When dealing with pain, it's of the utmost importance to find a place to house it. We have grave sites so we can locate the dead instead of having them follow us everywhere. Berlin does this too. The Jewish Museum is an ingeniously designed twisting lightning bolt of a building that shows two thousands years of German-Jewish history. One section is a stark concrete tower with a draft and a crack of light peeking through the top. The value in such a building isn't just to commemorate the experience, but to be able to stop commemorating. Instead of a feeling that you live with forever, the tower gives you a place that you can enter and also leave. It locates the pain so you can have a life and enjoy a beautiful city. You can move on.

And there's a lot to love in Berlin. The Reichstag is an impressive architectural feat with a walkway-lined glass dome that looks down into parliamentary proceedings. The intended effect for the politicians below is that whenever they look up they see their people above them and know they answer to them.

There's a bombed out church, which is erie to look at, but next to it is a beautiful new church, with walls made of translucent blue tiles that shine at night. Inside the new church was a basket that sold apples on the honor system for 1 euro apiece. For some reason I think that was the sweetest thing I ever saw.

Plus, everywhere you go there's cheap, delicious food and drink in quantities that are barely safe for human consumption. For dinner one night I had a German-style sauerkraut and bacon pizza. Another night we went to Henne which only serves fried halves of chicken, but they're so good it's worth the burn as you pick off hot pieces of meat with your fingers. Another night we went to a bar recommended by one of Sarah's friends and ordered pints of mead served in bull horns. (Of course. How else would you serve mead?) The mead was sweet, the horns were (presumably) clean, and, sitting at a foosball table with a board over it and soaking in the secondhand smoke of two dozen Germans watching soccer, it felt an awful lot like an adventure.

I think this is the best we can do. After the worst tragedies, life still continues so we might as well continue with it. Churches get rebuilt, parliaments remodeled, and bunkers get paved over to form car parks.
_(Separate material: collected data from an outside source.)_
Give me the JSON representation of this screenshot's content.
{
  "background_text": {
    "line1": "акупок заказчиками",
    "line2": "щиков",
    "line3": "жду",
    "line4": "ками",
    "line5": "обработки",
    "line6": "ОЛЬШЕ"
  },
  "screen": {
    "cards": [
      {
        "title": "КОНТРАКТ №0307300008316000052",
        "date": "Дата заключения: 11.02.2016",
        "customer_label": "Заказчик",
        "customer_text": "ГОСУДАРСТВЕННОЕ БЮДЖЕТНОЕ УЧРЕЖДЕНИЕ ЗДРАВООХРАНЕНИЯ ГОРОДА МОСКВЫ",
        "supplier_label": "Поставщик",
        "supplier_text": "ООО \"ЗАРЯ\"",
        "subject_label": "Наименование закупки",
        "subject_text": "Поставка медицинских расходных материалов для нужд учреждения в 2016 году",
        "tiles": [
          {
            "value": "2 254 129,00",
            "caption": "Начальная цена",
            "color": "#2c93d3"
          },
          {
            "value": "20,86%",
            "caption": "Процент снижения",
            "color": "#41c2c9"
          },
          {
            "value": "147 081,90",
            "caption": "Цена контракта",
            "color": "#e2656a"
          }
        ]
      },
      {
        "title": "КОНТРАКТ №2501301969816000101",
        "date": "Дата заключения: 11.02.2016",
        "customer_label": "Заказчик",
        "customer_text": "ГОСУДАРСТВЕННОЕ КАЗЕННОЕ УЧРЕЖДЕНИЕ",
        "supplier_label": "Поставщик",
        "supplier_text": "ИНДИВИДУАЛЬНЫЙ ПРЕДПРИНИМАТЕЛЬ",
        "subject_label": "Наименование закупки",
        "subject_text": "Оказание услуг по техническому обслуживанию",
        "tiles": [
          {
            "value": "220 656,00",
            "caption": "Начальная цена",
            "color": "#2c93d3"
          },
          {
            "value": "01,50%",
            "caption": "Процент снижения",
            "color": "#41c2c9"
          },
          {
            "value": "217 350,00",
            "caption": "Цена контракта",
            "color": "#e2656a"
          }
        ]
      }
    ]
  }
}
It feels right that the only commemoration of an evil man is a simple parking lot. It's a place to stand around, smoke a cigarette, and think, "Thank God that's over."

Comments

Fayette Fox said…
Strong post, Ez. I'm reminded of people eating and drinking at a wake as a way of dealing with the pain and loss. On an unrelated note, I had mead at a Renaissance Festival a few weeks back. It was served in a plastic cup. Once again, you win.
Anonymous said…
Your writing is always a pleasure to read, and this particular post is no exception.